Magic Trackpad 2の特徴的な機能として、指を強く押し込んで単語の意味を辞書で調べたり、リンクをプレビューするというものがあるが、指を強く押し込むのはそれだけ指への負担が増えてしまうので上記画像の”調べる&データ検出”の項目の下矢印ボタンをクリックして”3本指でタップ”に変更しよう。

”1本指で強めのクリック”から”3本指でタップ”へと変更することで、トラックパッドを強く押し込まなくても3本指でトラックパッドをタップするだけで強く押し込んだ時と同様の機能を実現することが可能だ。

これでMagic Trackpad 2の利便性は犠牲にしないまま、指への負担を減らすことが出来る。

トラックパッドを操作する指を定期的に変える

僕が実践している方法として、トラックパッドを操作する指を定期的に変えるというものがある。
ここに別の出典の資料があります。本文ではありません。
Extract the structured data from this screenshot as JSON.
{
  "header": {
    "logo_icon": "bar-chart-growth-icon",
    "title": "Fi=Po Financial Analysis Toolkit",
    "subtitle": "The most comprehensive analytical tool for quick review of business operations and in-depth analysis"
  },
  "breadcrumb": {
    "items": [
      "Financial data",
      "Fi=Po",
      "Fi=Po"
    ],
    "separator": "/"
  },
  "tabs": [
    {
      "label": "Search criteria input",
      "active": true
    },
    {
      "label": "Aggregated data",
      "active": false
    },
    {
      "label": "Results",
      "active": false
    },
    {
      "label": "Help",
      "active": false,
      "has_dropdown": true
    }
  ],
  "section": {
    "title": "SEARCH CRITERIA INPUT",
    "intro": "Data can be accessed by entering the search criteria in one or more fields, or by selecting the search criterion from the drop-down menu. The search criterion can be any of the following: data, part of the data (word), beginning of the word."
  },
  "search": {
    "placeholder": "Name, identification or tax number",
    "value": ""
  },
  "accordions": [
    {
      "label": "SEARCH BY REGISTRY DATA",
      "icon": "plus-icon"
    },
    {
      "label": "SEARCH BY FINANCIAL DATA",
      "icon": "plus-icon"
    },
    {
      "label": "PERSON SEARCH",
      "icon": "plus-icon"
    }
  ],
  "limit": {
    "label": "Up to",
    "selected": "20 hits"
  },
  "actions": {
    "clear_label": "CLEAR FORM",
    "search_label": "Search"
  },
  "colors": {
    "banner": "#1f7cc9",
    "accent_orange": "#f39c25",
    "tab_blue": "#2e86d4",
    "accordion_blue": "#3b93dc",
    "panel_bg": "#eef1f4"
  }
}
多くの人がトラックパッドを人差し指で操作していると思うが、僕は人差し指が腱鞘炎になってからは、ある日は中指を使いある日は薬指を使うといったように指への負荷を分散させるようにしている。

腱鞘炎の原因は特定の指や手の使いすぎで起こるため、特定の指を毎日使うのではなく、日によって使用する指を変えることで指への負担を減らし、他の指へ腱鞘炎が波及してしまうことを防ぐようにしている。

幸いトラックパッドであれば中指や薬指で使用してもそれほど違和感もなく使用出来るので、有効な方法だと思う。

まとめ

一般的に腱鞘炎というのは治りが悪く、僕の知人も手首の腱鞘炎が治るまでに1年以上かかったので、上記の対処法を試してもすぐに効果が出るわけではないし、そもそもPCで指を使い続ける限りは完治は難しいだろう。

ただ、僕は上記の方法を数ヶ月間試して少なくとも悪化はしていないので、ある程度の効果はあるのだと思っている。

大事なのは指(あるいは手)をいたわることであり、痛みが酷くなくても「今日は数時間作業してるから少し休ませよう」という気持ちを持って作業するのが悪化させない、あるいは完治までの近道だと思う。

幸いMacのトラックパッドはカスタマイズ項目が豊富なので、Macユーザーの人は腱鞘炎を緩和する意味でも予防するという意味でも、今一度設定項目を見直してほしい。